Because of his leadership at Yarmouk, Khalid ibn al-Walid is considered one of the finest generals in history,and his use of mounted warriors throughout the battle showed just how well he understood the potential strengths and weaknesses of his mounted troops. His mobile guard moved quickly from one point to another, always changed the course of events wherever they appeared, and, then just as quickly, galloped away to change the course of events elsewhere on the field.
Vahan and his Byzantine commanders did not manage to deal with the mounted force and use the sizable advantage of their army effectively.Their own Byzantine cavalry never played a significant role in the battle and were held in static reserve for most of the six days.They never pushed their attacks, and even when they obtained what could have been a decisive breakthrough on the fourth day, they were unable to exploit it. There appeared to be a decided lack of resolve among the Imperial commanders, but that may have been caused by difficulties commanding the army because of internal conflict. Moreover, many of the Arab auxiliaries were mere levies, but the Muslim Arab army consisted for a much larger part of veteran troops.
The original strategy of Heraclius, to destroy the Muslim troops in Syria, needed a rapid and quick deployment, but the commanders on the ground never displayed those qualities. Ironically, on the field at Yarmouk, Khalid carried out, on a small tactical scale, what Heraclius had planned on a grand strategic scale. By rapidly deploying and manoeuvering his forces, Khalid was able to concentrate sufficient forces at specific locations on the field temporarily to defeat the larger Byzantine army in detail. Vahan was never able to make his numerical superiority count, perhaps because of the terrain, which prevented large-scale deployment.

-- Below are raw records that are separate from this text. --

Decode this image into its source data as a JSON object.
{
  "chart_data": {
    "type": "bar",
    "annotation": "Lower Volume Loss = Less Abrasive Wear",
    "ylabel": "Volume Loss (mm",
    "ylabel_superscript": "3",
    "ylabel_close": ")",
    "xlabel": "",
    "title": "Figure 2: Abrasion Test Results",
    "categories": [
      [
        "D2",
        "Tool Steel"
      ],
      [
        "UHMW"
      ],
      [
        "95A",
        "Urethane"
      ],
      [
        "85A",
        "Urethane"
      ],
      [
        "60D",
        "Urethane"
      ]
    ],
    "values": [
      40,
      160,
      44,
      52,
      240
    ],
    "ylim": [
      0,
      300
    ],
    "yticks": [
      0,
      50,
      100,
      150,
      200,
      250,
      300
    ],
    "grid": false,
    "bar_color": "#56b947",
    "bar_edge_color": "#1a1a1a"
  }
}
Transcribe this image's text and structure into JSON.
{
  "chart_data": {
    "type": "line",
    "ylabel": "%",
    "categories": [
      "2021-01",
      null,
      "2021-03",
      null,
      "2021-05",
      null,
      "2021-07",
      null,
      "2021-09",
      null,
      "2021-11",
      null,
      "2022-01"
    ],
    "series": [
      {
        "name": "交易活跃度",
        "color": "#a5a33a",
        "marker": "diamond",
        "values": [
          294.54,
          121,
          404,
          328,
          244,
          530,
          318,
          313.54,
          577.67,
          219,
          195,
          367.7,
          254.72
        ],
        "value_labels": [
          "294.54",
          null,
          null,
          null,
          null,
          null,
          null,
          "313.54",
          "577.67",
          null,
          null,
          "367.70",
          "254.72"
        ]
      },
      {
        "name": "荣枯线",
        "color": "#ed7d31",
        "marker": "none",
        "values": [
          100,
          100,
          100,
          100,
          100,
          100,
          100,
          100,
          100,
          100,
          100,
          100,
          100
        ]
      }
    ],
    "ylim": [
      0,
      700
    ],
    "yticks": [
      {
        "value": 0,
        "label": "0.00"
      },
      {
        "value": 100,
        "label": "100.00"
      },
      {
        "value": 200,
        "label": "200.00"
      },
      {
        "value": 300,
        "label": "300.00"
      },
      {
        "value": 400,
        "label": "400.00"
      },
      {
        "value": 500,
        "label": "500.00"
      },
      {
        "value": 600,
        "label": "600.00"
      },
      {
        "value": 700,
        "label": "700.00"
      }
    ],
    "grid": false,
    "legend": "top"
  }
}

However, Vahan never attempted to concentrate a superior force to achieve a critical breakthrough.Although he was on the offensive five out of the six days, his battle line remained remarkably static. That stands in stark contrast to the very successful offensive plan, which Khalid carried out on the final by reorganising virtually all his cavalry and committing it to a grand manoeuvre, which won the battle.